GLI UNDER 23 - Assente Constant, a un pizzico di Italia ci penserà l'attaccante ex-promessa dell'Atalanta, ora all'Albinoleffe Karamoko Cissè (1988). Dussuyer punterà sul mix tra l'esperienza di Feindouno, Zayatte e Baldè e la freschezza dei talentuosi centrocapisti di stampo tipicamente africano come Sadio Diallo (1990) del Bastia oppure il match-winner Ibrahima Traorè (1988), proveniente dallo Stoccarda. il giocatore più promettente di questa nazionale è però il classe '92 Alhassane "Lass" Bangoura, che dopo una stagione monstre con le giovanili del Rayo Vallecano (23 gol in 25 gare), si è guadagnato una maglia da titolare in Liga e l'interesse di grandi club come l'Atletico Madrid: la sua caratteristica migliore è la velocità e la sua propensione agli assist potrà risultare decisiva per far volare gli Elefanti.



Nell'ultima Coppa d'Africa si fecero apprezzare con una rimonta da 4-0 a 4-4 ai danni dell'Angola, per poi non superare il girone eliminatorio a causa della sconfitta nello scontro diretto contro l'Algeria.
Keita e compagni si presentano a quest'edizione della Coppa senza l'esperienza pezzi da novanta come Momo Sissoko e Kanoutè e dopo una qualificazione stentata nel girone probabilmente più semplice di tutti con Capo Verde, Zimbabwe e Liberia. Riuscirà l'allenatore Giresse a traghettarli fino ai turni ad eliminazione diretta?

GLI UNDER 23 - A parte i veterani Seydou Keita e Cedric Kantè, il resto della squadraha un'età compresa tra i 22 ed il 26 anni. I due talenti più brillanti della rosa sono i "francesi" Chieck Diabate (1988) del Bordeaux, ariete dotato di un fisico da armadio con i suoi 194 cm ed il centrocampista difensivo Sidy Konè (1992), alle prime apparizioni con la prima squadra del Lyon.



BOTSWANA [i 23 convocati]:
In ogni caso sarà un successo. La nazionale del Botswana non era mai arrivata prima d'ora alle fasi finali del maggiore trofeo continentale e la sua qualificazione, davanti a nazionali come Tunisia (qualificata come miglior seconda) e Togo è già un risultato soddisfacente.

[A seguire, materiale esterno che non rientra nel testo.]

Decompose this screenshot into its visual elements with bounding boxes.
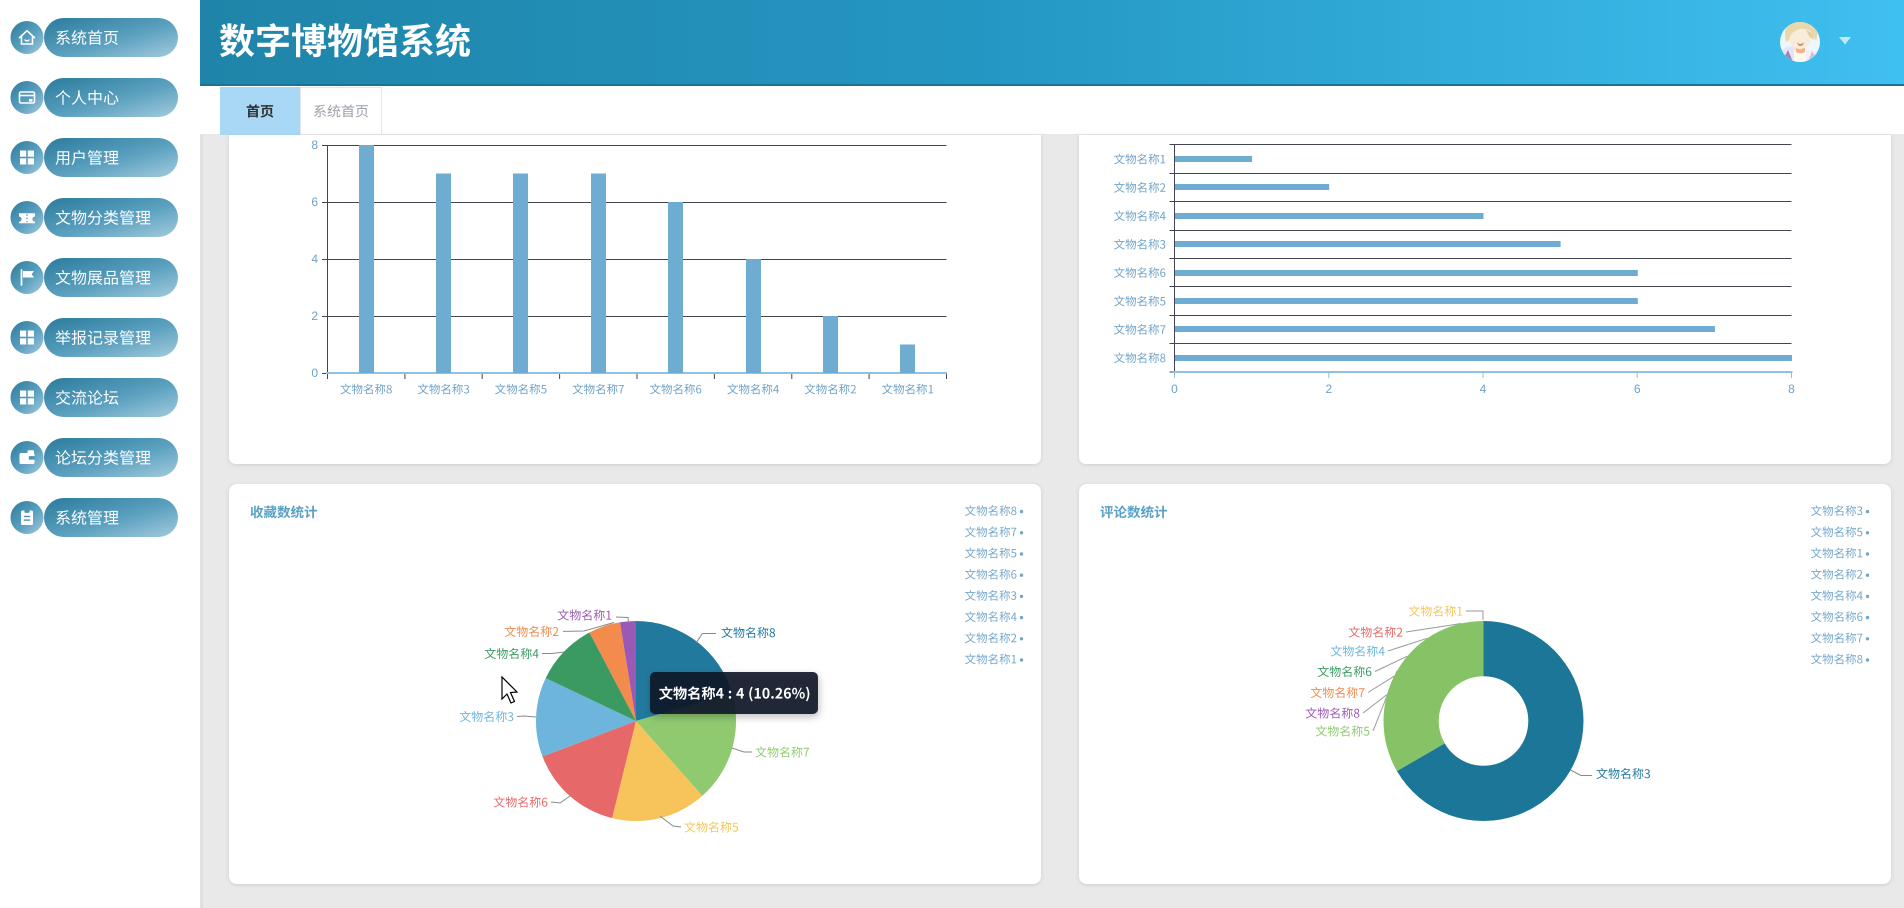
svg-text:4: 4 (1480, 382, 1487, 396)
svg-text:2: 2 (1325, 382, 1332, 396)
svg-text:0: 0 (1171, 382, 1178, 396)
svg-text:8: 8 (1788, 382, 1795, 396)
svg-text:6: 6 (311, 195, 318, 209)
svg-text:2: 2 (311, 309, 318, 323)
svg-text:8: 8 (311, 138, 318, 152)
svg-text:0: 0 (311, 366, 318, 380)
svg-text:4: 4 (311, 252, 318, 266)
svg-text:6: 6 (1634, 382, 1641, 396)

La nazionale è interamente composta da calciatori militanti in campionati africani, con 17 atleti provenienti dal torneo del Botswana ed i restanti 6 dal Sudafrica. Il bomber della squadra 26enne Jerome Ramatlhakwane, secondo miglior realizzatore dell'African Cup of Nations riservata ai giocatori militanti in club africani e senza squadra da 18 mesi a causa di una disputa tra il Santos ed il Vasco da Gama (non i club brasiliani, ma omonimi sudafricani). L'allenatore Tshosane ne parla come di un attaccante completo e motivato, mentre il più tecnico risulta essere il 33enne Dipsy Seloswane del SuperSport United (un altro club sudafricano), con all'attivo esperienze americane in MLS.
Buona fortuna Zebre!

GLI UNDER 23 - L'unico convocato sotto la soglia dei 23 anni è Ofentse Nato (1989), centrocampista del club più titolato del Botswana, il Gaborone United.